Certes, ce mime continue de faire réfléchir le lecteur, mais cette réflexion tourne à vide dès lors que la fiction de l’empathie partagée produit ses effets de colmatage. Non seulement alors la réflexion ne fait pas penser ce qu’elle se donnait comme objet – « pourquoi prend-on une arme pour tuer son voisin ? » –, mais elle empêche de le faire. La performance esthétique, chez Gatore, se dissocie de l’effort d’intelligibilité à l’endroit même où elle semble fournir cet effort. L’introspection du tueur devient le masque moral d’une fable qui livre sa vérité aux grands charmes d’un romantisme noir, pour mieux affirmer la puissance du poème et s’inscrire pleinement dans la Littérature. Pour mieux devenir écrivain.

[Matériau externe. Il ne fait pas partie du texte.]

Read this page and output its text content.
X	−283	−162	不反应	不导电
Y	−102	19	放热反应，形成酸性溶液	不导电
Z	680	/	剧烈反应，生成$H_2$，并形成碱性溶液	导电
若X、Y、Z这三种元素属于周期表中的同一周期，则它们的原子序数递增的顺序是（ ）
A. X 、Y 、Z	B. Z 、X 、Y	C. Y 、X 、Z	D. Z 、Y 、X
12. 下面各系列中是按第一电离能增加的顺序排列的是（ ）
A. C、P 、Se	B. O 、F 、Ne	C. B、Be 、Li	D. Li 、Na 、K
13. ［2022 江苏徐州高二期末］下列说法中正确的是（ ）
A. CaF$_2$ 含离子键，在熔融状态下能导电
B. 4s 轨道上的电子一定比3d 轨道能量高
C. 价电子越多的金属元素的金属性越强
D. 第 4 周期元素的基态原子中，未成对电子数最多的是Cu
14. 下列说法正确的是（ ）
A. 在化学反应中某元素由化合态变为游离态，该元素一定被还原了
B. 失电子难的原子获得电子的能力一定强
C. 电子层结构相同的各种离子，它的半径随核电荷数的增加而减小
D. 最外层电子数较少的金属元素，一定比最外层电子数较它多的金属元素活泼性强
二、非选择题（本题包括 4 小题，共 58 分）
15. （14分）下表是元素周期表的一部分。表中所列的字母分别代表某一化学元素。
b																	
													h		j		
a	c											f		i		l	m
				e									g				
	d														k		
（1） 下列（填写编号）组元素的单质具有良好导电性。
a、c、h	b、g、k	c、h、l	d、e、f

L’écrivain choisit de dire que comprendre le tueur, c’est le rejoindre dans sa mort nécessaire. Cela signifie-t-il que pour vivre il faille renoncer à comprendre, ou qu’on ne peut survivre et comprendre qu’en littérature ? Le roman nous fait réfléchir pour mieux nous emmener dans les contrées d’un beau désespoir. On reconnaît là la parade du nihilisme esthétique, qui répondait à la mort des dieux en donnant à l’inconnu le visage du néant. Mais peut-on traiter de l’anéantissement génocidaire, ou de l’extrême nihilisme politique, à travers les moyens hérités du nihilisme artistique ? Que gagne-t-on à évoquer une telle énigme historique par un mythe sacrificiel ? Pourquoi prêter à la conscience des exécuteurs les prestiges d’une réflexivité sans fin, et transformer l’évidement de la conscience en vertige tragique?

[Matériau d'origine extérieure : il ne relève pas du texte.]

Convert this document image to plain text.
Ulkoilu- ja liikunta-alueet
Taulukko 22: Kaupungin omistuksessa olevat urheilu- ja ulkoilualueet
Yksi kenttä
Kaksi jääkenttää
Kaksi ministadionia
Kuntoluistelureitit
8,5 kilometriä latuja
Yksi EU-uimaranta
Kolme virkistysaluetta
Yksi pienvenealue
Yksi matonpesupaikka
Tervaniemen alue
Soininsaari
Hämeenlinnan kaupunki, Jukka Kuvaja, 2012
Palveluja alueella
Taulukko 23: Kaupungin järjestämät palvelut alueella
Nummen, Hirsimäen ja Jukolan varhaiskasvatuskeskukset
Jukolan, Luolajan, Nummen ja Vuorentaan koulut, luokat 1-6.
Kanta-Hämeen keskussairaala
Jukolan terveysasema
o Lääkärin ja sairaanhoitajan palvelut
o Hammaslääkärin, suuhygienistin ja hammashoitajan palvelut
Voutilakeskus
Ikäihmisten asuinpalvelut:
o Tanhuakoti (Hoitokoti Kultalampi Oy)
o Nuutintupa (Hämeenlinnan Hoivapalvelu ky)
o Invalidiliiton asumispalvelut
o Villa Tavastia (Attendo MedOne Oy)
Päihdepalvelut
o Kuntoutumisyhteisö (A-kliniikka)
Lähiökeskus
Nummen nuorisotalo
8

Ici le roman de Gatore pose la même question que celui de Jonathan Littell : l’extermination génocidaire n’est-elle pour l’écrivain qu’une nouvelle sorte d’expérience limite, à laquelle se frotterait l’écriture littéraire pour reprendre du poil de la bête ? Face à l’expérience historique d’une dislocation de l’espèce, la littérature ne peut-elle que reconstituer une communauté négative, comme semble dire le mutisme coupable de l’enfant d’Isaro, ou l’inceste adelphique de Aue ? Le jeu de la transparence intérieure suppose-t-il de colmater le « ravin de l’incompréhension » ? Bref, la fiction littéraire est-elle vouée ici au déni ou au voilement esthétique20 ?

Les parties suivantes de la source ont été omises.